Not long ago—perhaps it was winter this year, or autumn last year—Dar Oakley tried to convince me that the expedition I’ve decided on is a bad idea. It’s hard to describe how this touched me, whatever his reasons might be. We were in the kitchen, sharing a lunch of boiled eggs and dog food (for him; Dar Oakley loves the hard pebbly kind, and it’s cheap).
“This place,” he said to me, “this place after death you think you’ll go to. Let me tell you. It doesn’t exist.”
“It does, though,” I answered him. “You of all persons know it.”
“I don’t know a thing,” he said.
“You carried them there,” I said. “So many of them. So you said.”
“So they said.”
“Just take us to the gate,” I said. “That’s all I ask. As you took the Singer.”
He tilted his head up, darkwise, downward, daywise—in difficulties, thinking what to say. “It’s very far away.”
“Well, yes, perhaps.”
“So far away it doesn’t matter how far. Too far to go. Especially for one who can’t fly.”
“It is very far away,” I said, “but it’s also easily reached. Isn’t it? They say not a day and a night passes between the moment I’m no longer here and the moment I’m there.”
“That’s a little hard to swallow,” he said. “Don’t you think?”
“It’ll be short enough if you’ll stay by me.”
He stood looking at me with first one eye and then the other, and it was easy to know what he thought: that he’d been there and I hadn’t. “All right,” he said, “I will go with you as far as I can.
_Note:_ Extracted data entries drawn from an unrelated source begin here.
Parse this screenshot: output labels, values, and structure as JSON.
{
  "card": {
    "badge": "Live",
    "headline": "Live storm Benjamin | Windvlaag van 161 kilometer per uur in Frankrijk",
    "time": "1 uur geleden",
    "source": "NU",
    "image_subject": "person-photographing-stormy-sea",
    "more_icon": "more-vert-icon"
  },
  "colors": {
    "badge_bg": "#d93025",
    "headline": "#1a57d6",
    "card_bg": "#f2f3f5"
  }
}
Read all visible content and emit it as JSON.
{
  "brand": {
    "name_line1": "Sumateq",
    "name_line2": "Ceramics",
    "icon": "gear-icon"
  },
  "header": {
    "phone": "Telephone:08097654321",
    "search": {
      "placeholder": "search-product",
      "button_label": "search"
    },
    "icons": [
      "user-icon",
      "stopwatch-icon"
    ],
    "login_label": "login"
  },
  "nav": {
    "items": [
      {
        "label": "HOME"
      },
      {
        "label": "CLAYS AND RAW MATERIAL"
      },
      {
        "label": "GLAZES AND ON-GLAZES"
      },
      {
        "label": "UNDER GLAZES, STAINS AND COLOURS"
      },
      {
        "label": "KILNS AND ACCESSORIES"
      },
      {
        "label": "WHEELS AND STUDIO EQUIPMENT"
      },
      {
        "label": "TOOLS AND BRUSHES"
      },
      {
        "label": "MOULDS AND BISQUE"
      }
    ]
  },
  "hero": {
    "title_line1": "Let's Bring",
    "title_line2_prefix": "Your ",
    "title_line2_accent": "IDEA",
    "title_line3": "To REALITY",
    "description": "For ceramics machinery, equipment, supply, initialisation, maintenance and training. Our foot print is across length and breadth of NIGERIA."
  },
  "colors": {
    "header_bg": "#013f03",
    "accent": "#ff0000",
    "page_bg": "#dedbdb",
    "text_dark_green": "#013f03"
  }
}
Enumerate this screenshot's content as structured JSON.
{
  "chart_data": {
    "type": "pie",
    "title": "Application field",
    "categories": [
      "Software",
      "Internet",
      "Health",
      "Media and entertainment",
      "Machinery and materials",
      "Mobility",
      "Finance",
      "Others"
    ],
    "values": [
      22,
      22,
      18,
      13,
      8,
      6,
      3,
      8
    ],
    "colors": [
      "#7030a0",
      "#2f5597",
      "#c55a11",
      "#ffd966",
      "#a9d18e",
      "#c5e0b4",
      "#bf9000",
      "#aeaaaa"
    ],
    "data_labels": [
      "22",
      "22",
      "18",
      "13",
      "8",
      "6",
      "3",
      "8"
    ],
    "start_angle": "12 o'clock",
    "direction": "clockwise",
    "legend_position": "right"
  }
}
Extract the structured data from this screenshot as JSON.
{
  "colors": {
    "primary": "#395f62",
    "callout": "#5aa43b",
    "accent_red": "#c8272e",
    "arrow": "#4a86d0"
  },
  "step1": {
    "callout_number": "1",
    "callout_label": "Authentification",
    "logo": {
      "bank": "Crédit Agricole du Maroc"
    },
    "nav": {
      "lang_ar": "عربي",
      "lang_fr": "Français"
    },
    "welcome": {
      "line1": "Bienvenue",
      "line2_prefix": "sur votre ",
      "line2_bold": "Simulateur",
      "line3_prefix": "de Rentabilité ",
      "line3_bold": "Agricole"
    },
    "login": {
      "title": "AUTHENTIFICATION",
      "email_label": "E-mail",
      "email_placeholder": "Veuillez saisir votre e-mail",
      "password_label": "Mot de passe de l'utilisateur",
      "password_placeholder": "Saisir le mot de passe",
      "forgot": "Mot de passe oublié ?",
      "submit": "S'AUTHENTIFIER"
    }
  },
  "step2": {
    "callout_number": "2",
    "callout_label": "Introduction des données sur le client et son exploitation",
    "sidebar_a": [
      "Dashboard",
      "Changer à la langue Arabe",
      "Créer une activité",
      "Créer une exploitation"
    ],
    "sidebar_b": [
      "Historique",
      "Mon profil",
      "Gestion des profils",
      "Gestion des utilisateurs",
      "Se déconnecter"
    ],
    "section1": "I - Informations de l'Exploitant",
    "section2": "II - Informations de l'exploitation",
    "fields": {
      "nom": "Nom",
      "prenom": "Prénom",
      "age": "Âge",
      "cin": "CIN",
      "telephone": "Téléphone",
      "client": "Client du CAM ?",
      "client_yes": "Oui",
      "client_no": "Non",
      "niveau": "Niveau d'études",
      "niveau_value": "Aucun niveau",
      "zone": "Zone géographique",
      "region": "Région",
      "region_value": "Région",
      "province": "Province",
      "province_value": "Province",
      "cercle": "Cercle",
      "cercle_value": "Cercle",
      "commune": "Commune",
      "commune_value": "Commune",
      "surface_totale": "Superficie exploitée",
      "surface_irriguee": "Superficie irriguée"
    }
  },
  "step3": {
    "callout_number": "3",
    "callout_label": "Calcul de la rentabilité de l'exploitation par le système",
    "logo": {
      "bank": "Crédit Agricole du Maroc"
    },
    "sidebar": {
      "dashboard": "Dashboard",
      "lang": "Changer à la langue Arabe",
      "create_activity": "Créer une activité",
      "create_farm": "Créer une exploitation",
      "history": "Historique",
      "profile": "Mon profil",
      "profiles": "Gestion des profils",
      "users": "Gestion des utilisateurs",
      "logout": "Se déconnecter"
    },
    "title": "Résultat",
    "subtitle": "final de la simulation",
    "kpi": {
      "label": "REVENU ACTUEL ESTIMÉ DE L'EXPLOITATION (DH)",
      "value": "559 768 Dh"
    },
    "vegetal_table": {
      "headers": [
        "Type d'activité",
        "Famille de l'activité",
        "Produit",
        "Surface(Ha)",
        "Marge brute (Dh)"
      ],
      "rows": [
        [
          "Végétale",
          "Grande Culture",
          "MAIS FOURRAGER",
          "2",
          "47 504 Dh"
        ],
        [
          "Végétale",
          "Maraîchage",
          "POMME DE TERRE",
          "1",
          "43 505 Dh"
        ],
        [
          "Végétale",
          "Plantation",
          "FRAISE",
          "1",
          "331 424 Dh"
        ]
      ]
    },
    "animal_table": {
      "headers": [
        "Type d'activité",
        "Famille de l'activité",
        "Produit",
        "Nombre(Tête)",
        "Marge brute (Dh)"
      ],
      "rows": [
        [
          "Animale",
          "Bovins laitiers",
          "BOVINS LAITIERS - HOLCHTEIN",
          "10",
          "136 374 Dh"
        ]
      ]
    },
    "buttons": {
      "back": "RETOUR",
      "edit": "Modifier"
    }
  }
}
But then I’m for elsewhere.”
“It’s all I ask,” I said.
“It’s no place for Crows,” he said.
“No, you have your own place. You told me about reaching it, that it was hard but possible.”
He looked at me, one eye, the other eye.
“A story about cherries,” I said.
“Ah,” Dar Oakley said. “That story.”
It occurred to me at that moment for the first time that Dar Oakley may have lived lives he doesn’t now remember—lives that were too short, too dull, or simply lost in time and unavailable to him as story or as memory. I’ve been thinking about that. I wonder, too, if the stories he does tell me, of lives he remembers living and leaving, are actually chosen by him for me alone. The ones I need most to hear. To Crows he may tell others, full of interest to them. These are mine. And this one the last.